A jornalista Renata Ceribelli, figura icônica com mais de quatro décadas de experiência na televisão, lidera a nova temporada do quadro 'Prazer, Renata' no programa 'Fantástico', da TV Globo. Lançada em julho, a série em quatro episódios se aprofunda no tema do envelhecimento, indo além da abordagem convencional da sexualidade e dando voz a narrativas frequentemente ignoradas ou estigmatizadas pela sociedade. Aos 61 anos, Ceribelli partilha suas perspectivas sobre como a passagem do tempo moldou sua trajetória profissional e a maneira como a indústria televisiva lida com a questão da idade. Ela relembra as transformações nos padrões visuais para repórteres ao longo dos anos, desde a rigidez inicial que exigia trajes formais e limitava o uso de acessórios, até a gradual flexibilização. No entanto, a jornalista salienta que, apesar das mudanças, o preconceito social em relação à aparência e ao processo de envelhecimento ainda persiste de forma marcante.
Ceribelli aponta a indústria da publicidade como um dos principais motores na perpetuação de padrões estéticos muitas vezes inatingíveis.
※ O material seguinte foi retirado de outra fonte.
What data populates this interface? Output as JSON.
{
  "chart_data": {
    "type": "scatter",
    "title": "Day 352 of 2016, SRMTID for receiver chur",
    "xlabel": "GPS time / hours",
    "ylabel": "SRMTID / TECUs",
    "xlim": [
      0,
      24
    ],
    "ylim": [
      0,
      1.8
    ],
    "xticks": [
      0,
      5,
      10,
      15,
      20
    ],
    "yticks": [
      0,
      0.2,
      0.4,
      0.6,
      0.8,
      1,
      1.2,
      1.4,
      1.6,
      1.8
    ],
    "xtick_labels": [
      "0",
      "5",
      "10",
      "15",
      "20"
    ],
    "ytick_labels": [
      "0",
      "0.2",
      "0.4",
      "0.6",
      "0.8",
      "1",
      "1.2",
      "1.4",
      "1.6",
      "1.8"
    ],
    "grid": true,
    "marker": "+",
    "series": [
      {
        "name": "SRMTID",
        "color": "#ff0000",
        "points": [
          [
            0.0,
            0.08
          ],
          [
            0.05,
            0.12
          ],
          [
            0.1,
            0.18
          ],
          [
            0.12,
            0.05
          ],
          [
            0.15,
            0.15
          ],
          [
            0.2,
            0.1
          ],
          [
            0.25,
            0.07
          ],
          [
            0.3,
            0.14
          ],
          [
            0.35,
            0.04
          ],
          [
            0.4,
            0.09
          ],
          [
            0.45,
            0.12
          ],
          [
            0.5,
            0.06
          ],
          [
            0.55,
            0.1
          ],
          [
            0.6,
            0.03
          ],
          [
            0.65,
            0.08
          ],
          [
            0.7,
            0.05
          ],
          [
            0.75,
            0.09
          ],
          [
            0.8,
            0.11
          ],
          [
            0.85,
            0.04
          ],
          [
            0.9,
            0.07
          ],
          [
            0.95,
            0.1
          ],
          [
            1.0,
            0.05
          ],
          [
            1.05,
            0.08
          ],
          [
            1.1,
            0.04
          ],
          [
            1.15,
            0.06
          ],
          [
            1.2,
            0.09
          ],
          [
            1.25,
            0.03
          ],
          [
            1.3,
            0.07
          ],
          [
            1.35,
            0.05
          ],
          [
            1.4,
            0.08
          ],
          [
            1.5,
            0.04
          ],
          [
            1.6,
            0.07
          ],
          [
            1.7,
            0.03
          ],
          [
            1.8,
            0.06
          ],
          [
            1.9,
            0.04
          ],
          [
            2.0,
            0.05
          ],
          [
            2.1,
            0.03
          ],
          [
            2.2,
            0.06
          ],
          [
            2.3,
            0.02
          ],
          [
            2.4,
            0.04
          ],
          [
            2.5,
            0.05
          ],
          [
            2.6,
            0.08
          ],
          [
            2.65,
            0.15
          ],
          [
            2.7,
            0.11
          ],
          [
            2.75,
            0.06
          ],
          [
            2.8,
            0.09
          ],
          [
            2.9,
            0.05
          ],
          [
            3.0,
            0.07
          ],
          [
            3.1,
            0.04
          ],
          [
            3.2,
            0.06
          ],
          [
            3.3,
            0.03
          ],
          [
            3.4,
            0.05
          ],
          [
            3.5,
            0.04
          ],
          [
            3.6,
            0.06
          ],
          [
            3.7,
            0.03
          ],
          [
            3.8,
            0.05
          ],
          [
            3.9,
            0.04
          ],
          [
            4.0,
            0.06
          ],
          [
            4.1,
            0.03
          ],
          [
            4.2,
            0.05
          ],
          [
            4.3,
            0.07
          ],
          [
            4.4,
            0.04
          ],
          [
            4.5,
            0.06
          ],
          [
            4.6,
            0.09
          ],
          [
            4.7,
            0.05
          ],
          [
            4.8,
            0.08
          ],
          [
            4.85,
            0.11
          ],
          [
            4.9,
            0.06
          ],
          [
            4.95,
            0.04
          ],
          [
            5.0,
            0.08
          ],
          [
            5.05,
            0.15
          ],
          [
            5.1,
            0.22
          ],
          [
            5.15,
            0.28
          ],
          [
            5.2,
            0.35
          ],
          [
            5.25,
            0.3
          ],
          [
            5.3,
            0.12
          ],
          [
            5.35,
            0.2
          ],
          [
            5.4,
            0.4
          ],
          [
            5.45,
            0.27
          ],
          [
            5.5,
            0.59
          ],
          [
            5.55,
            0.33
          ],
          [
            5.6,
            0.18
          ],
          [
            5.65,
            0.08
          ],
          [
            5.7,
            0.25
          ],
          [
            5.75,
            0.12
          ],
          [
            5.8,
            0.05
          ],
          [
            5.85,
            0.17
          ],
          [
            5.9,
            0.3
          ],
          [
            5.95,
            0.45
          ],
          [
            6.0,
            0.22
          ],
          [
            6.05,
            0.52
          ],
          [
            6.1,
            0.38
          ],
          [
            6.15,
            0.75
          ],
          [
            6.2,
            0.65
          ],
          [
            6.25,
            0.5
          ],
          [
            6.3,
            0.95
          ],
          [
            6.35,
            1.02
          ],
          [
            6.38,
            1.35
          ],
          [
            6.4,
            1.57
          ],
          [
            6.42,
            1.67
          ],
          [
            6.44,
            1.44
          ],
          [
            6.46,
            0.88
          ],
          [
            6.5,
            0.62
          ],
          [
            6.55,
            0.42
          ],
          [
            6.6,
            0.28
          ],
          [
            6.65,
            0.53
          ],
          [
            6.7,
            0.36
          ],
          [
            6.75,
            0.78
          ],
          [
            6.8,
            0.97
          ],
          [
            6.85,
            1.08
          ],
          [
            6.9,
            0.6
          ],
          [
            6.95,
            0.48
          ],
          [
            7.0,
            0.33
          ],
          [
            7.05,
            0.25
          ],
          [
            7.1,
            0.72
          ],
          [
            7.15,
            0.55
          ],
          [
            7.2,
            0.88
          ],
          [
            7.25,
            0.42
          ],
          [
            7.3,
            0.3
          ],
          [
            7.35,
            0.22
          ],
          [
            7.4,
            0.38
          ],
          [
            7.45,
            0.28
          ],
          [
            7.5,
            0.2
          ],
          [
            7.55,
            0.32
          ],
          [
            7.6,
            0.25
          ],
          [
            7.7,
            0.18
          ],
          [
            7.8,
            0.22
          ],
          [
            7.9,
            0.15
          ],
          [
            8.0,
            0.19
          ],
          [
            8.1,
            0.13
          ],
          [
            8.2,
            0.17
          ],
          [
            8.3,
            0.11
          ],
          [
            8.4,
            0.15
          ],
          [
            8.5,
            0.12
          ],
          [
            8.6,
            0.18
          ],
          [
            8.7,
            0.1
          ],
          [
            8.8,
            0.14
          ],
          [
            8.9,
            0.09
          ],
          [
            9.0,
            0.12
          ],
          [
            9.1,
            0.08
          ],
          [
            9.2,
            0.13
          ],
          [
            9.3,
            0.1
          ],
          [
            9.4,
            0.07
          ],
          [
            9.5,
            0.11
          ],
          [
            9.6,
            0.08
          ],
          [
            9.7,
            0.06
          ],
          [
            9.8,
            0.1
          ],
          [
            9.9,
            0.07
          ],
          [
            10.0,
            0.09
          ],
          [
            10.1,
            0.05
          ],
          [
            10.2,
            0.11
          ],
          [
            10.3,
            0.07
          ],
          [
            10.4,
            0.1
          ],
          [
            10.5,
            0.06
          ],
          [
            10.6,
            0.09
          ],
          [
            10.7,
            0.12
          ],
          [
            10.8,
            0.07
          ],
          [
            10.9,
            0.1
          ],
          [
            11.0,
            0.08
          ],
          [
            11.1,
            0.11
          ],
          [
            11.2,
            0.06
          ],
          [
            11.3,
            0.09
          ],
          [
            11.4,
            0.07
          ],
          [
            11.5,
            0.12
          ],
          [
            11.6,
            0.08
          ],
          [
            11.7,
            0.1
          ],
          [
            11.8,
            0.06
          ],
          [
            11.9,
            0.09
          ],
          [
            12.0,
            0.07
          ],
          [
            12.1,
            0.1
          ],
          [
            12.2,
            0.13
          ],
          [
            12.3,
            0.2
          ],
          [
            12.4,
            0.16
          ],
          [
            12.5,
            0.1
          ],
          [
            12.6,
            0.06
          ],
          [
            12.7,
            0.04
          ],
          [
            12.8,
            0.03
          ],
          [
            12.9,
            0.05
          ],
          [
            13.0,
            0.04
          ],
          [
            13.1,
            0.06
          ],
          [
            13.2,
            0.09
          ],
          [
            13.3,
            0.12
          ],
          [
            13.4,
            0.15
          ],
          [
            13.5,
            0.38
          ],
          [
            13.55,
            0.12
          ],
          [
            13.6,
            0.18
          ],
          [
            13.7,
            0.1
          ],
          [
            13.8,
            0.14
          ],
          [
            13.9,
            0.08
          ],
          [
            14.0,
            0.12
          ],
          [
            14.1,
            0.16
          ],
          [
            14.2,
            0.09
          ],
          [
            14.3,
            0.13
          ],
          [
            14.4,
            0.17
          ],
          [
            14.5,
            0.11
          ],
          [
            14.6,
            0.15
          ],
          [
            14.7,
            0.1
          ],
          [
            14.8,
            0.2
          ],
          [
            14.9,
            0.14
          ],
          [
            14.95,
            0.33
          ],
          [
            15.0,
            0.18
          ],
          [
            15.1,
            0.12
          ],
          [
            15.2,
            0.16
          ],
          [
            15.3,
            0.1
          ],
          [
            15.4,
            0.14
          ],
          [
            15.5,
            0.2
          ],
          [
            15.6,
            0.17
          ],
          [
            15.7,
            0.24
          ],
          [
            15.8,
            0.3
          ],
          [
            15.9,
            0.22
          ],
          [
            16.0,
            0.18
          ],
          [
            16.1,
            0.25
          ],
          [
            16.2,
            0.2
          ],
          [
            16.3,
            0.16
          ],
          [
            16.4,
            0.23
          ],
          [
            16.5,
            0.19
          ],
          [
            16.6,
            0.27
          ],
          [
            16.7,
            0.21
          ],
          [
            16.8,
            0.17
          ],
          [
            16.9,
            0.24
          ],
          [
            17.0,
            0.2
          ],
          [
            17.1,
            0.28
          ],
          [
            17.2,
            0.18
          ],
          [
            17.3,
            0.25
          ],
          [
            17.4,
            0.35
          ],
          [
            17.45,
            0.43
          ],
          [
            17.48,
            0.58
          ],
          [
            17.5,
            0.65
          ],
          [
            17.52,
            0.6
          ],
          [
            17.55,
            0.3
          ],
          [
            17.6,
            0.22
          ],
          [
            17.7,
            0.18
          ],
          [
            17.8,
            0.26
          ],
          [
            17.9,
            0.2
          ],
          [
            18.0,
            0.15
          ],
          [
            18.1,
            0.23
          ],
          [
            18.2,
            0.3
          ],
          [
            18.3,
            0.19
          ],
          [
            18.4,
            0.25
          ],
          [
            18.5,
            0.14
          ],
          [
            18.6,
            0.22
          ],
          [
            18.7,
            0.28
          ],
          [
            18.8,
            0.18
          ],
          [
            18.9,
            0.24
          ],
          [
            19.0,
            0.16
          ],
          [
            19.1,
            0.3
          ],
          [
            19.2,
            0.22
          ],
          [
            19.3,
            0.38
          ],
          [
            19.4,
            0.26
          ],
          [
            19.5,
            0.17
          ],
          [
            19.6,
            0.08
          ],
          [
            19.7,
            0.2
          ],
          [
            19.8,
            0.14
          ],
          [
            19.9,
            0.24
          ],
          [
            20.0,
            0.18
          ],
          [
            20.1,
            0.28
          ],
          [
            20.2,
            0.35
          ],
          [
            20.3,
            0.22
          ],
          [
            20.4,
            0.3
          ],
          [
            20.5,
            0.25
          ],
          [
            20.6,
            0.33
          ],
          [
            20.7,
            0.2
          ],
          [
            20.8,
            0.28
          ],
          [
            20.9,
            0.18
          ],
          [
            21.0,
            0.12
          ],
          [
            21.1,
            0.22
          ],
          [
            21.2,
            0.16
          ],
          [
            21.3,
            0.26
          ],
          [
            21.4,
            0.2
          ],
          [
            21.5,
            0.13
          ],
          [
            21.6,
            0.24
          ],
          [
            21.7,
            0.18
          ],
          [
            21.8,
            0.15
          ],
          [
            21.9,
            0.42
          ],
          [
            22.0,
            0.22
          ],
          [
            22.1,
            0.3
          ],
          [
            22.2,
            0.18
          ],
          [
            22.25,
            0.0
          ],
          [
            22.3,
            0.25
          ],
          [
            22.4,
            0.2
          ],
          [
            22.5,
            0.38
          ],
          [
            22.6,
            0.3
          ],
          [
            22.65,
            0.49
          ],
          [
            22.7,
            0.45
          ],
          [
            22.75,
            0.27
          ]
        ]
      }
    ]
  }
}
Ela exemplifica com o fenômeno do 'skincare', que, embora tenha surgido como um incentivo ao autocuidado, foi rapidamente capitalizado pelo mercado para promover produtos e procedimentos. A jornalista reconhece seu próprio consumo desses itens, mas ressalta que essa observação não é uma crítica, e sim uma constatação sobre a dinâmica do setor. Para ela, a verdadeira mudança na forma como as mulheres são retratadas deve vir de um movimento interno, impulsionado pelas próprias mulheres. Ceribelli defende que a mídia tem um papel crucial em apresentar a mulher real, mas acredita que essa transformação não pode ser imposta de fora. É fundamental que as mulheres cultivem o amor-próprio e evitem exigências excessivas umas das outras, deixando de se ver apenas como um segmento de mercado.
A iniciativa de Renata Ceribelli no 'Fantástico' é um lembrete poderoso de que a representatividade importa e que o diálogo sobre o envelhecimento deve ser contínuo e inclusivo. Ao abordar um tema tão relevante, a jornalista não apenas oferece novas perspectivas, mas também inspira a sociedade a repensar conceitos arraigados sobre beleza, idade e valor. Sua voz ressoa como um chamado à aceitação, ao empoderamento feminino e à desconstrução de padrões que limitam a individualidade e a experiência humana. É uma jornada em direção a uma sociedade mais justa e compreensiva, onde a passagem do tempo é celebrada e cada fase da vida é vista com dignidade e respeito.